Intriguingly, the Indian manufacturers were excluded from ViiV Healthcare's (GlaxoSmithKline–Pfizer HIV/AIDS joint venture) broadened VL policy in July 2010. The VL model's potential is limited by a number of obstacles, including the fact that the originators have complete control over the manufacturing, distribution, and pricing steps: an unbalanced mechanism. Unrestricted CL competition, on the other hand, would be a significantly better method for maximizing ARV price affordability. Unfortunately, the constraints exerted on India by wealthier countries suggest that widespread CL adoption is unlikely. Aside from national emergencies, Indian generic manufacturers are required by law to wait three years after a medicine's patent has been awarded before applying for a CL to make it.

Conclusion

Overall, the facts discussed here reinforce one other, posing a serious challenge to India's role as a provider of life-saving, inexpensive, and cutting-edge ARV formulations to resource-constrained countries.
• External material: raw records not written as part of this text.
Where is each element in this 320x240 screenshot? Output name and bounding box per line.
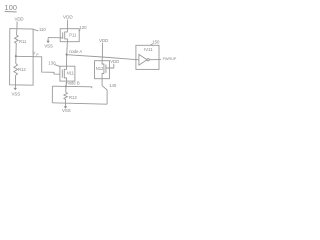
svg-text:120: 120 <box>79 25 87 30</box>
net label V_P <box>32 50 39 56</box>
svg-text:node A: node A <box>69 49 82 54</box>
svg-text:N12: N12 <box>96 66 104 71</box>
figure number 100 <box>4 3 17 12</box>
svg-text:VDD: VDD <box>63 15 73 20</box>
wire N11 drain to node A <box>66 55 68 66</box>
wire VDD stub left <box>16 21 18 28</box>
transistor P11 box 120 <box>60 29 79 42</box>
leader 130 <box>55 65 60 67</box>
ground VSS at P11 gate <box>46 41 49 43</box>
svg-text:node B: node B <box>66 81 79 86</box>
resistor R12 <box>14 64 18 76</box>
label 110 <box>39 27 46 32</box>
wire bottom rail <box>52 103 107 104</box>
node V_P junction <box>15 55 17 57</box>
node A junction <box>66 54 68 56</box>
wire into R11 <box>16 29 18 35</box>
wire R12 to box bottom <box>14 75 16 88</box>
svg-text:VSS: VSS <box>44 43 53 48</box>
resistor R13 <box>64 92 68 100</box>
svg-text:VSS: VSS <box>12 92 21 97</box>
wire node A <box>67 55 139 60</box>
leader 110 <box>34 29 39 30</box>
label 150 <box>152 40 160 45</box>
transistor N11 box 130 <box>60 66 75 81</box>
svg-text:IV11: IV11 <box>144 47 153 52</box>
svg-text:R12: R12 <box>18 67 26 72</box>
transistor P11 symbol <box>62 32 64 39</box>
wire tap to R12 <box>15 56 17 63</box>
wire node B wrap down <box>51 86 53 103</box>
resistor R11 <box>15 35 19 45</box>
VDD label top middle <box>63 15 73 20</box>
leader 150 <box>150 44 152 46</box>
leader 120 <box>79 30 80 32</box>
VDD label left <box>15 16 24 21</box>
node A label <box>69 49 82 54</box>
wire gate to ground <box>47 38 49 41</box>
wire VDD stub P11 <box>67 20 69 29</box>
wire P11 drain down <box>66 42 69 55</box>
wire N12 gate to VDD <box>106 64 114 68</box>
svg-text:P11: P11 <box>69 32 77 37</box>
ground VSS left <box>14 88 17 90</box>
node B junction <box>65 85 67 87</box>
transistor N12 symbol <box>103 64 105 74</box>
svg-text:VDD: VDD <box>110 59 119 64</box>
transistor N11 symbol <box>61 70 63 78</box>
svg-text:VSS: VSS <box>62 108 71 113</box>
inverter box 150 <box>136 45 159 69</box>
wire VDD stub to N12 <box>101 43 103 61</box>
wire R13 to ground <box>65 100 67 106</box>
label 130 <box>48 60 56 65</box>
svg-text:N11: N11 <box>67 71 75 76</box>
svg-text:VDD: VDD <box>15 16 24 21</box>
svg-text:140: 140 <box>109 83 117 88</box>
wire P11 gate <box>48 37 63 39</box>
label 120 <box>79 25 87 30</box>
wire node B to R13 <box>65 86 67 92</box>
inverter IV11 <box>139 54 147 65</box>
wire inverter output PWRUP <box>149 59 161 61</box>
svg-text:R13: R13 <box>69 95 77 100</box>
svg-text:150: 150 <box>152 40 160 45</box>
wire R11 to tap <box>15 45 17 57</box>
svg-text:VDD: VDD <box>99 38 108 43</box>
svg-text:100: 100 <box>4 3 17 12</box>
svg-text:PWRUP: PWRUP <box>163 57 177 61</box>
svg-text:R11: R11 <box>19 39 27 44</box>
node B label <box>66 81 79 86</box>
wire N11 source to node B <box>65 81 68 86</box>
wire N12 source jog down <box>102 79 107 105</box>
ground VSS center <box>64 106 67 108</box>
svg-text:110: 110 <box>39 27 46 32</box>
wire V_P horizontal <box>16 56 60 74</box>
wire node B <box>52 86 91 88</box>
VDD label middle <box>99 38 108 43</box>
transistor N12 box 140 <box>95 61 110 79</box>
voltage divider box 110 <box>10 29 33 86</box>
label 140 <box>109 83 117 88</box>
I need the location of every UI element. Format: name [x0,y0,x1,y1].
If nothing is done to reverse the trend, it will only get worse. All interested national and international actors should be included in inclusive initiatives that solve IP, policy, finance, and infrastructure challenges. The Indian government should prohibit monopolies and reject IP obligations that suffocate Indian industry's ability to provide affordable and high-quality ARV medicines. It should advocate for open competition through CLs, while also putting in place pull mechanisms to create a more competitive market and push incentives for ARV development (such as tax breaks, R&D grants, and government spending priority) far beyond what they have been. In addition, the Indian government should strengthen the national grant programme targeted at reversing the 'brain drain.'

India may be able to build an R&D business model that bypasses multinationals and industrialized countries. The costs of ARV drug development resulting from clinical studies and active pharmaceutical ingredients could be used to India's advantage. Clinical trials account for 40% of development expenditures, however due to India's cost competitiveness and vast population, these are substantially lower. Furthermore, being a significant supplier of active pharmaceutical components to both developed and developing countries (which account for 55–99 percent of direct manufacturing costs), India is well positioned to influence the evolution of ARV drug prices. On these grounds, India should seek expanding clinical trial alliances with high-tech, fast-growing developing countries in order to obtain favourable regulatory approvals, expand its market, and lower development costs.